For Machado, the answer for bringing MMA (and with it his beloved jujitsu) into the mainstream is to make the disciplines of martial arts part of the average Joe’s understanding. “MMA is still trying to break in with the regular moms, the kids, the average Joe. A lot of times they have these conceptions that it is just for tough guys and they are gonna get hurt. But martial arts are a tool for self improvement, personal growth, self-defense. They allow you to become healthier, in better shape, and to become more flexible. It relieves stress. You have to be relaxed to focus on what you’re doing. If you don’t think about what you are doing the next day, you will get caught in a submission. You have to be fully aware 100 percent of the time, and that allows you to get your mind off everything else. While you are at the gym, there are no problems, and when you finish and walk out of there, you will be refreshed.”
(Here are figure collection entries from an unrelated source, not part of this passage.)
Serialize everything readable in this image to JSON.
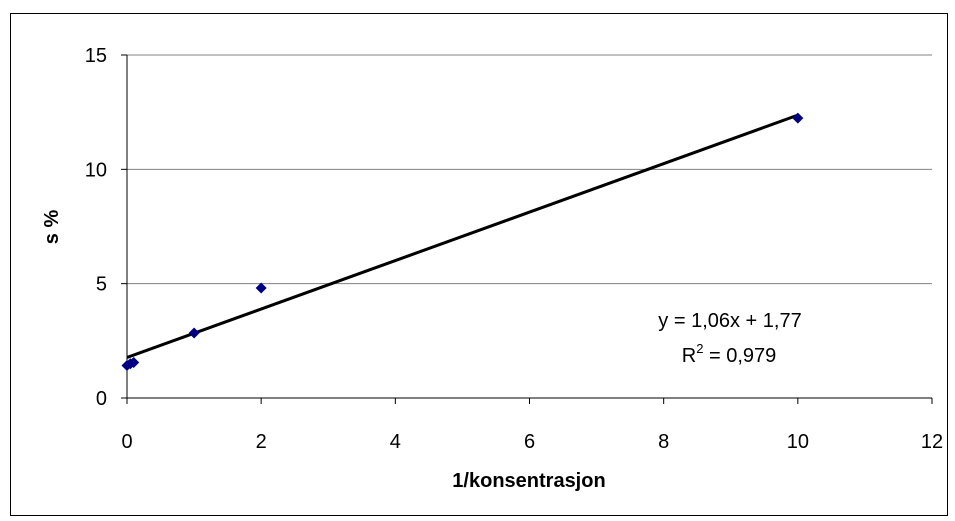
{
  "chart_data": {
    "type": "scatter",
    "x_label": "1/konsentrasjon",
    "y_label": "s %",
    "series": [
      {
        "color": "#000080",
        "x": [
          0,
          0.05,
          0.1,
          1,
          2,
          10
        ],
        "values": [
          1.42,
          1.5,
          1.55,
          2.84,
          4.81,
          12.24
        ]
      }
    ],
    "trendline": {
      "slope": 1.06,
      "intercept": 1.77,
      "x_range": [
        0,
        10
      ],
      "color": "#000000"
    },
    "annotations": {
      "equation": "y = 1,06x + 1,77",
      "r_squared": {
        "base": "R",
        "sup": "2",
        "rest": " = 0,979"
      }
    },
    "xlim": [
      0,
      12
    ],
    "xticks": [
      0,
      2,
      4,
      6,
      8,
      10,
      12
    ],
    "ylim": [
      0,
      15
    ],
    "yticks": [
      0,
      5,
      10,
      15
    ],
    "grid": true
  }
}
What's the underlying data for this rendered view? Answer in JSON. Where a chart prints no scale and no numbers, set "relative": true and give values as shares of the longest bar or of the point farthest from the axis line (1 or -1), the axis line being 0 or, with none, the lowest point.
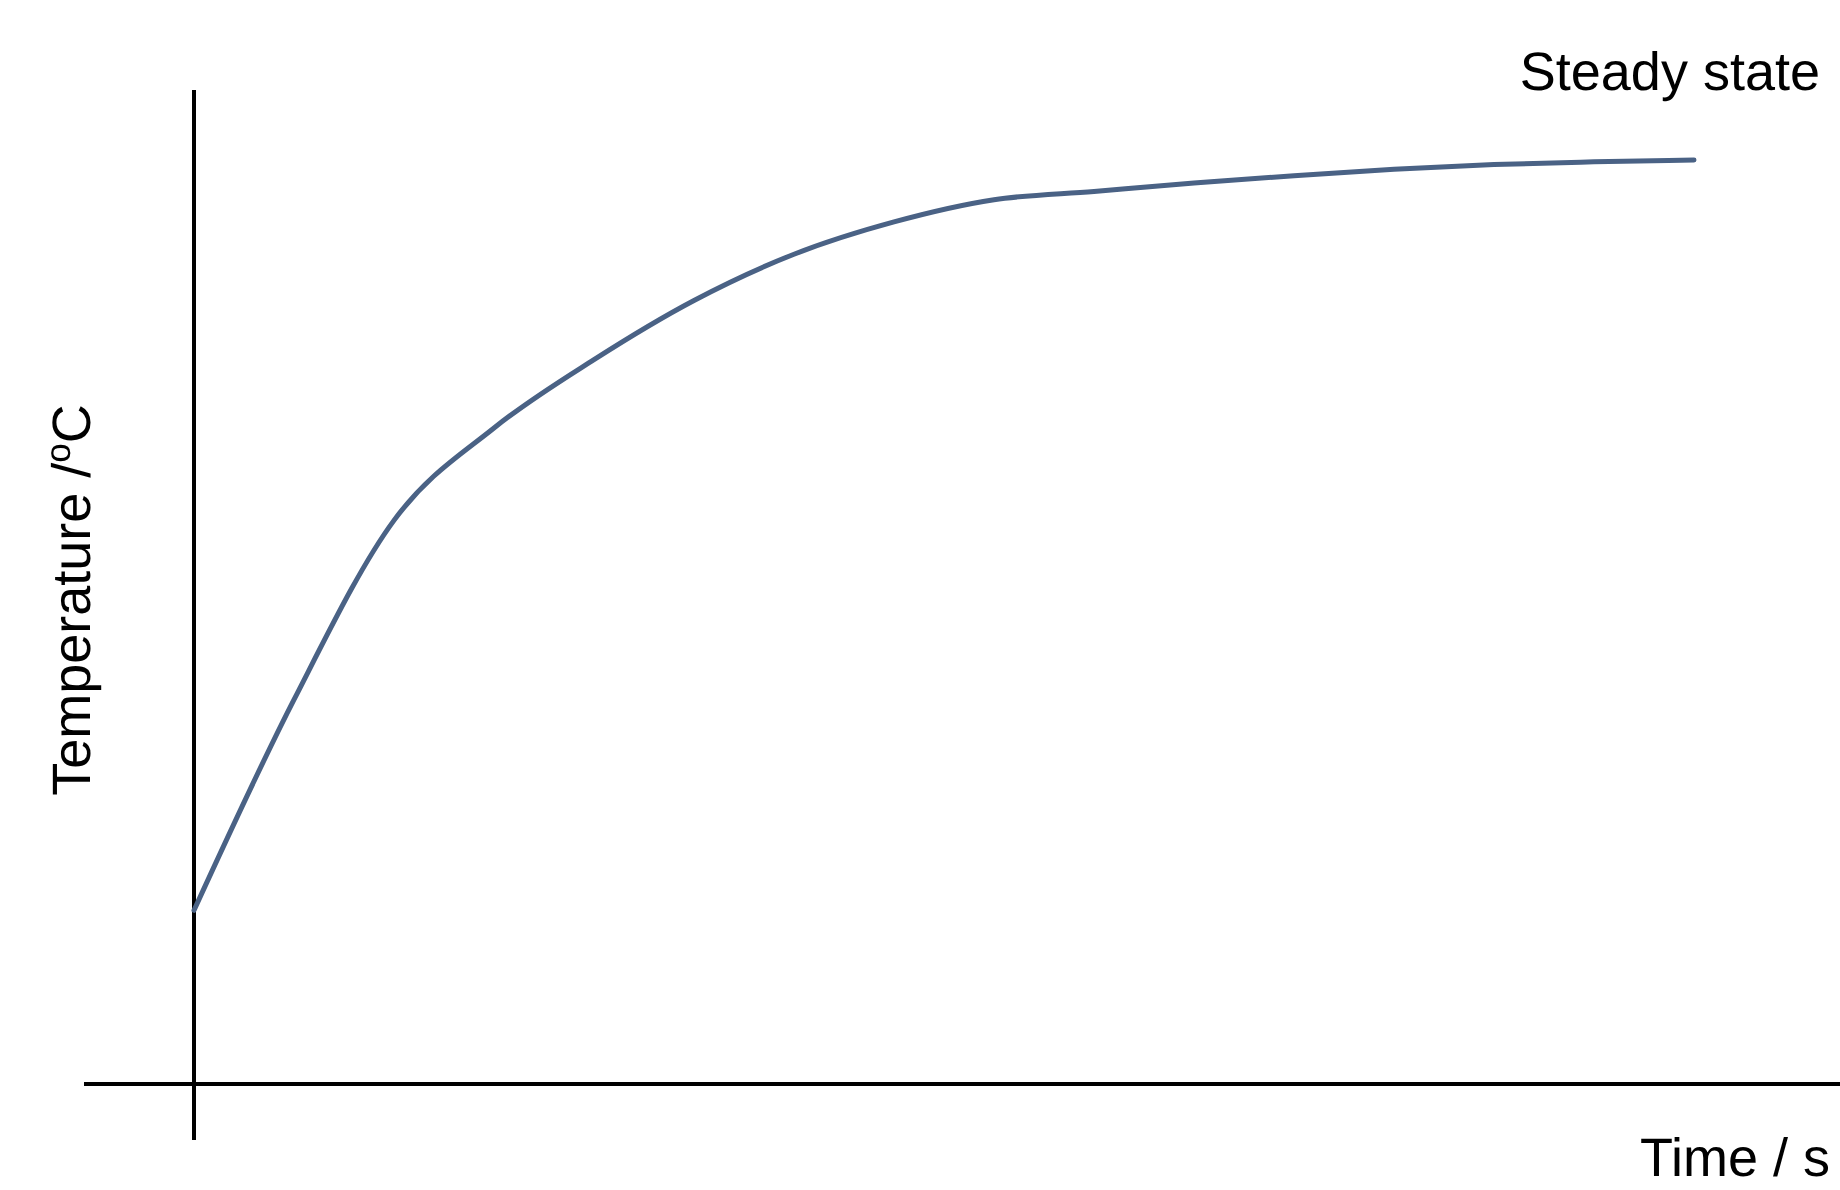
{
  "chart_data": {
    "type": "line",
    "relative": true,
    "xlabel": "Time / s",
    "ylabel": "Temperature /$^{o}$C",
    "annotations": [
      "Steady state"
    ],
    "categories": [
      null,
      null,
      null,
      null,
      null,
      null,
      null,
      null,
      null,
      null,
      null,
      null,
      null,
      null,
      null,
      null
    ],
    "series": [
      {
        "color": "#4a6285",
        "values": [
          0.188,
          0.416,
          0.61,
          0.71,
          0.784,
          0.848,
          0.898,
          0.933,
          0.957,
          0.966,
          0.975,
          0.983,
          0.99,
          0.995,
          0.998,
          1
        ]
      }
    ],
    "marker": "none",
    "line_style": "solid"
  }
}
La Duke’s last fight didn’t end in spectacular fashion, with one finishing move delivered to his opponent. Instead, it ended in a decision. This time, facing a more evenly matched opponent, La Duke experienced his first real challenge. “My first two fights both ended in the first round. The third fight was 15 minutes of me and him in an all-out war,” says La Duke.

For the first time in his short career, his opponent’s hand was raised in victory instead of his own. But according to La Duke, his first loss may have been more valuable to him than his first two wins. “This fight really taught me what a real fight took. It was a real competition back and forth, and it changed me a lot. I’m going to be a lot better prepared mentally for a longer fight. I wasn’t cocky, but I might have been a little too focused on ‘I’m gonna knock him out. I’m gonna knock him out.’ Everyone was telling me ‘You’re knocking him out!’ and I was just convinced, telling myself, ‘I’m knocking him out! I’m knocking him out!’ But now I will pay attention to everything. I will pay attention to the whole fight.”